D and multicore

Gary Whatmore no at spam.sp
Sat Nov 13 13:23:38 PST 2010


parallel noob Wrote:

> Hello
> 
> Intro: people with pseudonyms are often considered trolls here, but this is a really honest question by a sw engineer now writing mostly sequential web applications.  (I write "parallel" web apps, but the logic goes that you write sequential applications for each http query, the frontend distributes queries among backend http processes, and the database "magically" ensures proper locking. There's hardly ever any locks in my code.)
> 
> D is touted as the next gen of multicore languages. I pondered between D and D.learn, where to ask this. It just strikes me odd that there isn't any kind of documentation explaining how I should write (parallel) code for multicore in D. If D is much different, the general guidelines for PHP web applications, Java, or Erlang might don't work.

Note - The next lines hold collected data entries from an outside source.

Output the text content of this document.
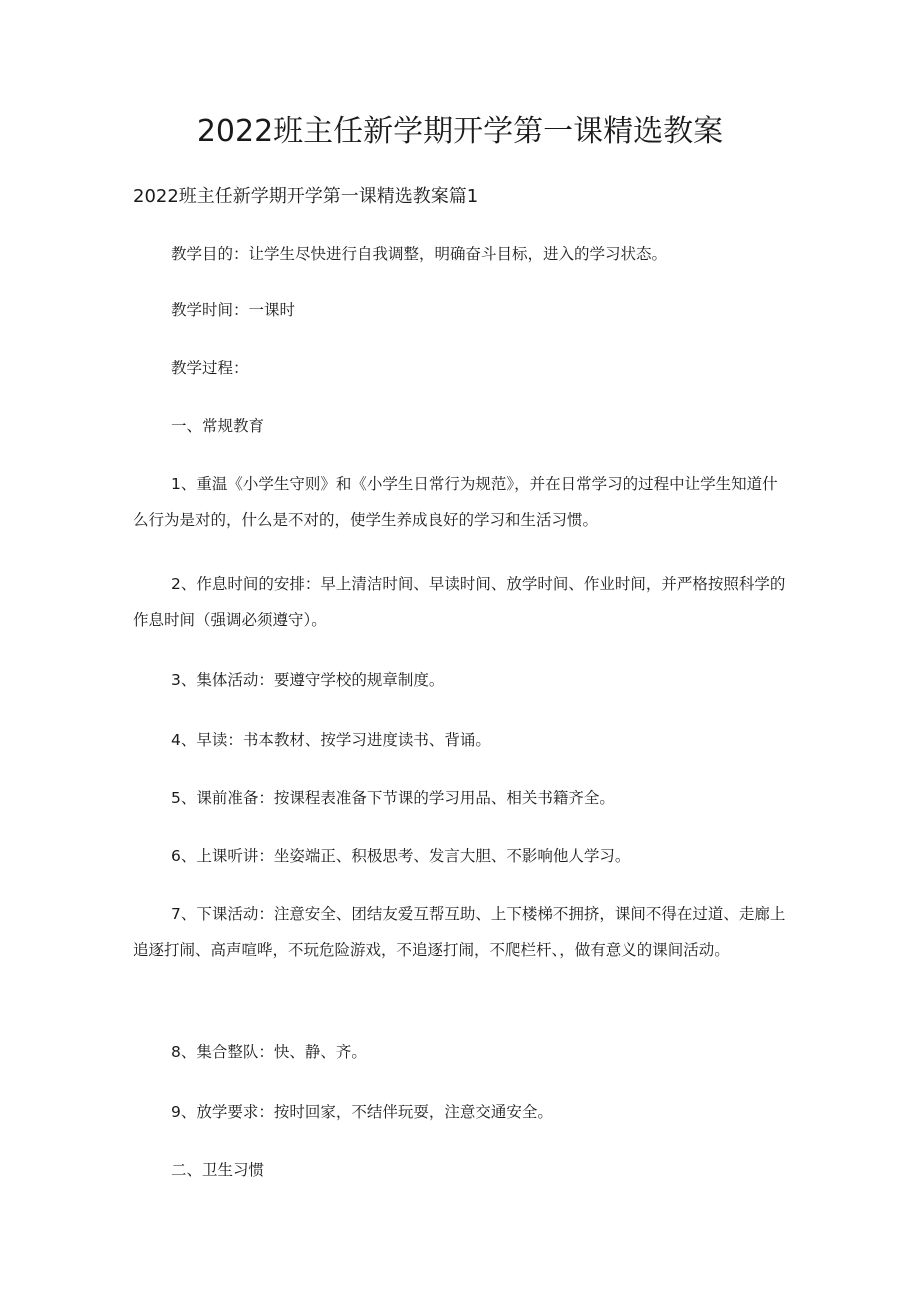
2022班主任新学期开学第一课精选教案
2022班主任新学期开学第一课精选教案篇1

教学目的：让学生尽快进行自我调整，明确奋斗目标，进入的学习状态。

教学时间：一课时

教学过程：

一、常规教育

1、重温《小学生守则》和《小学生日常行为规范》，并在日常学习的过程中让学生知道什么行为是对的，什么是不对的，使学生养成良好的学习和生活习惯。

2、作息时间的安排：早上清洁时间、早读时间、放学时间、作业时间，并严格按照科学的作息时间（强调必须遵守）。

3、集体活动：要遵守学校的规章制度。

4、早读：书本教材、按学习进度读书、背诵。

5、课前准备：按课程表准备下节课的学习用品、相关书籍齐全。

6、上课听讲：坐姿端正、积极思考、发言大胆、不影响他人学习。

7、下课活动：注意安全、团结友爱互帮互助、上下楼梯不拥挤，课间不得在过道、走廊上追逐打闹、高声喧哗，不玩危险游戏，不追逐打闹，不爬栏杆、，做有意义的课间活动。

8、集合整队：快、静、齐。

9、放学要求：按时回家，不结伴玩耍，注意交通安全。

二、卫生习惯
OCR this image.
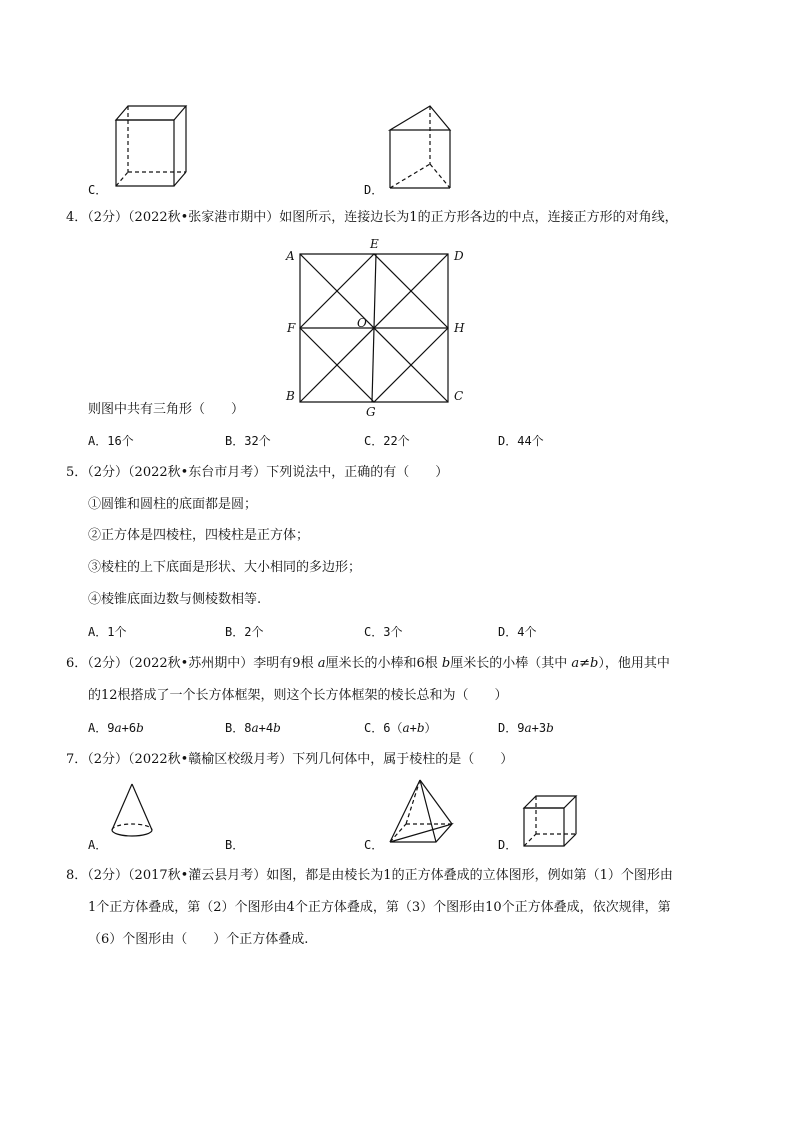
C．	D．
4．（2分）（2022秋•张家港市期中）如图所示，连接边长为1的正方形各边的中点，连接正方形的对角线，
A
E
D
F	O	H
B
G
C
则图中共有三角形（　　）
A．16个	B．32个	C．22个	D．44个
5．（2分）（2022秋•东台市月考）下列说法中，正确的有（　　）
①圆锥和圆柱的底面都是圆；
②正方体是四棱柱，四棱柱是正方体；
③棱柱的上下底面是形状、大小相同的多边形；
④棱锥底面边数与侧棱数相等.
A．1个	B．2个	C．3个	D．4个
6．（2分）（2022秋•苏州期中）李明有9根 a厘米长的小棒和6根 b厘米长的小棒（其中 a≠b），他用其中
的12根搭成了一个长方体框架，则这个长方体框架的棱长总和为（　　）
A．9a+6b	B．8a+4b	C．6（a+b）	D．9a+3b
7．（2分）（2022秋•赣榆区校级月考）下列几何体中，属于棱柱的是（　　）
A．	B．	C．	D．
8．（2分）（2017秋•灌云县月考）如图，都是由棱长为1的正方体叠成的立体图形，例如第（1）个图形由
1个正方体叠成，第（2）个图形由4个正方体叠成，第（3）个图形由10个正方体叠成，依次规律，第
（6）个图形由（　　）个正方体叠成.
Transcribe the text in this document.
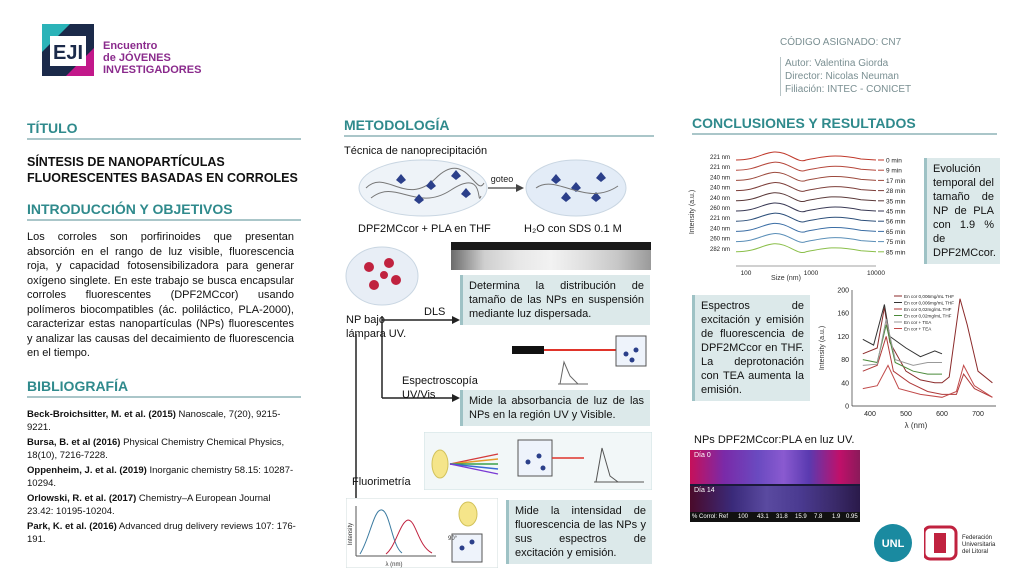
EJI Encuentro
de JÓVENES
INVESTIGADORES
CÓDIGO ASIGNADO: CN7
Autor: Valentina Giorda
Director: Nicolas Neuman
Filiación: INTEC - CONICET
TÍTULO
SÍNTESIS DE NANOPARTÍCULAS FLUORESCENTES BASADAS EN CORROLES
INTRODUCCIÓN Y OBJETIVOS
Los corroles son porfirinoides que presentan absorción en el rango de luz visible, fluorescencia roja, y capacidad fotosensibilizadora para generar oxígeno singlete. En este trabajo se busca encapsular corroles fluorescentes (DPF2MCcor) usando polímeros biocompatibles (ác. poliláctico, PLA-2000), caracterizar estas nanopartículas (NPs) fluorescentes y analizar las causas del decaimiento de fluorescencia en el tiempo.
BIBLIOGRAFÍA
Beck-Broichsitter, M. et al. (2015) Nanoscale, 7(20), 9215-9221.
Bursa, B. et al (2016) Physical Chemistry Chemical Physics, 18(10), 7216-7228.
Oppenheim, J. et al. (2019) Inorganic chemistry 58.15: 10287-10294.
Orlowski, R. et al. (2017) Chemistry–A European Journal 23.42: 10195-10204.
Park, K. et al. (2016) Advanced drug delivery reviews 107: 176-191.
METODOLOGÍA
Técnica de nanoprecipitación
goteo
DPF2MCcor + PLA en THF	H₂O con SDS 0.1 M
NP bajo lámpara UV.
DLS
Determina la distribución de tamaño de las NPs en suspensión mediante luz dispersada.
Espectroscopía UV/Vis	Mide la absorbancia de luz de las NPs en la región UV y Visible.
Fluorimetría
λ (nm)
Intensity	90°
Mide la intensidad de fluorescencia de las NPs y sus espectros de excitación y emisión.
CONCLUSIONES Y RESULTADOS
Intensity (a.u.)
Size (nm)
221 nm
221 nm
240 nm
240 nm
240 nm
260 nm
221 nm
240 nm
260 nm
282 nm
0 min
9 min
17 min
28 min
35 min
45 min
56 min
65 min
75 min
85 min
100	1000	10000
Evolución temporal del tamaño de NP de PLA con 1.9 % de DPF2MCcor.
Espectros de excitación y emisión de fluorescencia de DPF2MCcor en THF. La deprotonación con TEA aumenta la emisión.
Intensity (a.u.)
λ (nm)
400	500	600	700
0
40
80
120
160
200
En cor 0,006mg/mL THF
En cor 0,006mg/mL THF
En cor 0,02mg/mL THF
En cor 0,02mg/mL THF
En cor + TEA
En cor + TEA
NPs DPF2MCcor:PLA en luz UV.
Día 0
Día 14
% Corrol: Ref 100 43.1 31.8 15.9 7.8 1.9 0.95
UNL	Federación
Universitaria
del Litoral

From what I've gathered from these discussions, there are:
> 
>  - array operations and auto-parallelization of loops
>  - mmx/sse intrinsics via library
>  - transactional memory (requires hardware support? doesn't work?)
>  - "erlang style" concurrency? == process functions in Phobos 2?
>  - threads, locks, and synchronization primitives
> 
> Sean, sybrandy, don, fawzi, tobias, gary, dsimcha, bearophile, russel, trass3r, dennis, and simen clearly have ideas how to work with parallel problems. 
> 
> A quick look at wikipedia gave http://en.wikipedia.org/wiki/Parallel_computing and http://en.wikipedia.org/wiki/Parallel_programming_model
> 
> I fail to map these concepts discussed here with the things listed on those pages. I found MPI, POSIX Threads, TBB, Erlang, OpenMP, and OpenCL there.
> 
> Sean mentioned:
> 
> "In the long term there may turn out to be better models, but I don't know of one today."
> 
> So he's basically saying that those others listed in the wikipedia pages are totally unsuitable for real world tasks? Only Erlang style message passing works?
> 
> The next machine I buy comes with 12 or 16 cores or even more -- this one has 4 cores. The typical applications I use take advantage of 1-2 threads. For example a cd ripper starts a new process for each mp3 encoder. The program runs at most 3 threads (the gui, the mp3 encoder, the cd ripper). More and more applications run in the browser. The browser actively uses one thread + one thread per applet. I can't even utilize more than 50% of the power of the current gen!
> 
> The situation is different with GPUs. My Radeon 5970 has 3200 cores. When the core count doubles, the FPS rating in games almost doubles. They definitely are not running Erlang style processes (one for GUI, one for sounds, one for physics, one for network). That would leave 3150 cores unused.

This question would have been more appropriate in D.learn. I started my journey with http://www.amazon.com/Java-Concurrency-Practice-Brian-Goetz/dp/0321349601

The GPU is a different kind of beast. GPU uses CUDA/OpenCL.